Sorry, let me clarify. The right flow for QAT is just two steps: prepare and convert. "Prepare" inserts fake quantizes (model is still in original high precision) and "convert" switches these fake quantizes into real quantizes (model is now in low precision, usually int). PTQ is a separate flow that just does the "convert" part.
In torchao, you should use the prepare and convert flow like this (full README here):
qat_quantizer = Int8DynActInt4WeightQATQuantizer()
model = qat_quantizer.prepare(model)
train(model)
model = qat_quantizer.convert(model)
In torchtune, this can be done with the following commands (for example):
# This fine-tunes the model using QAT in bf16 (prepare step)
tune run --nnodes 1 --nproc_per_node 4 qat_distributed --config llama3/8B_qat_full
# This quantizes the QAT model to int8 dynamic activations + int4 weights (convert step)
tune run quantize --config recipes/configs/quantization.yaml
# This evaluates the quantized model (basically inference)
CUDA_VISIBLE_DEVICES=1 tune run eleuther_eval --config eleuther_evaluation \
checkpointer.checkpoint_files=<my_checkpoint_dir> \
checkpointer.checkpoint_files=[meta_model_0-8da4w.pt] \
quantizer._component_=torchtune.training.quantization.Int8DynActInt4WeightQuantizer
Are you running inference on the quantized model or the QAT model directly (in bf16)? In other words, did you run the tune run quantize
step before running inference? That step is needed to get an actual quantized model. If not, the prepared model is very expensive because it contains a lot of extra fake quantize ops.
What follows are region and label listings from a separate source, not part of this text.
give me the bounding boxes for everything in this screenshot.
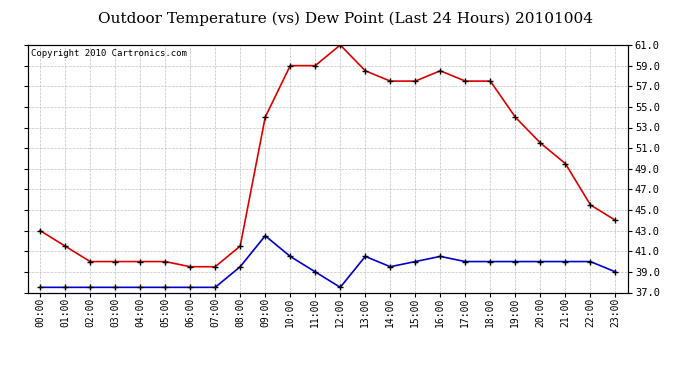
Text: Copyright 2010 Cartronics.com: Copyright 2010 Cartronics.com — [30, 49, 186, 58]
Text: Outdoor Temperature (vs) Dew Point (Last 24 Hours) 20101004: Outdoor Temperature (vs) Dew Point (Last… — [97, 11, 593, 26]
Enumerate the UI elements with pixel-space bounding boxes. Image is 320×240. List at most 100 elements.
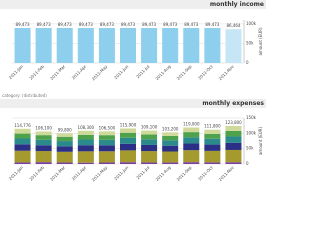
bar-segment <box>183 150 200 163</box>
bar-segment <box>119 143 137 151</box>
total-label: 106,500 <box>99 125 116 130</box>
bar-segment <box>77 139 94 146</box>
bar-segment <box>98 151 115 163</box>
bar-segment <box>14 150 31 163</box>
bar <box>98 28 115 63</box>
bar-segment <box>204 133 221 139</box>
x-tick-label: 2011-Jun <box>113 64 130 81</box>
total-label: 111,800 <box>204 124 221 129</box>
bar-segment <box>14 138 31 145</box>
value-label: 89,473 <box>163 22 177 27</box>
chart-title: monthly income <box>210 1 264 8</box>
x-tick-label: 2011-Jan <box>8 165 25 182</box>
x-tick-label: 2011-Oct <box>197 64 214 81</box>
total-label: 123,800 <box>225 120 242 125</box>
bar-segment <box>204 144 221 151</box>
bar <box>35 28 52 63</box>
y-tick-label: 150k <box>246 115 257 120</box>
bar-segment <box>204 138 221 145</box>
dashboard: category: (distributed) monthly income am… <box>0 0 266 182</box>
bar-segment <box>14 144 31 151</box>
bar-segment <box>162 132 179 136</box>
x-tick-label: 2011-Feb <box>28 64 45 81</box>
bar-segment <box>77 145 94 152</box>
x-tick-label: 2011-Oct <box>197 165 214 182</box>
bar-segment <box>77 162 94 164</box>
bar <box>56 28 73 63</box>
bar-segment <box>56 146 73 152</box>
x-tick-label: 2011-Sep <box>176 64 193 81</box>
category-note: category: (distributed) <box>2 93 47 98</box>
bar-segment <box>225 136 242 143</box>
y-tick-label: 0 <box>246 161 249 166</box>
bar <box>225 29 242 63</box>
bar-segment <box>225 142 242 150</box>
bar-segment <box>119 128 137 133</box>
bar-segment <box>35 135 52 140</box>
bar <box>141 28 158 63</box>
value-label: 89,473 <box>58 22 72 27</box>
x-tick-label: 2011-May <box>91 63 109 81</box>
chart-title: monthly expenses <box>202 100 264 107</box>
value-label: 89,473 <box>184 22 198 27</box>
total-label: 119,000 <box>183 122 200 127</box>
bar-segment <box>225 162 242 164</box>
bar-segment <box>119 162 137 164</box>
x-tick-label: 2011-Mar <box>49 64 66 81</box>
x-tick-label: 2011-Sep <box>176 165 193 182</box>
bar-segment <box>56 141 73 147</box>
value-label: 89,473 <box>142 22 156 27</box>
bar-segment <box>35 162 52 164</box>
x-tick-label: 2011-Jul <box>135 165 150 180</box>
bar-segment <box>35 151 52 163</box>
bar-segment <box>162 140 179 146</box>
value-label: 89,473 <box>79 22 93 27</box>
bar <box>119 28 137 63</box>
bar-segment <box>98 135 115 140</box>
x-tick-label: 2011-Aug <box>154 64 172 82</box>
x-tick-label: 2011-May <box>91 164 109 182</box>
bar-segment <box>141 130 158 135</box>
total-label: 109,100 <box>141 125 158 130</box>
bar-segment <box>204 129 221 134</box>
bar-segment <box>98 162 115 164</box>
bar-segment <box>14 162 31 164</box>
bar-segment <box>225 130 242 137</box>
bar-segment <box>98 131 115 136</box>
bar-segment <box>77 130 94 135</box>
bar <box>77 28 94 63</box>
y-axis-title: amount (EUR) <box>258 127 263 156</box>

Also, just to add some context: the int8 dynamic activations + int4 weight flow currently doesn't have great cuda performance because there's no dedicated kernel. It was originally designed for lowering to edge devices through executorch, so you may not see significant speed/memory improvements. However, I think @alexsamardzic is working on such a cuda kernel, so an optimized version of this will be coming soon.
I have implemented the quantization process you mentioned, and now I am sure that the current speed is normal on the A100. I will patiently wait for the optimized version. Thank you very, very much for your reply.
i get a quantized model using torchtune package The test log show me: INFO:torchtune.utils._logging:Time for inference: 66.56 sec total, 4.51 tokens/sec 4.51 tokens/sec is even lower than that of the unquantized model. It is normal for QAT ? Thank you very much if someone is willing to answer.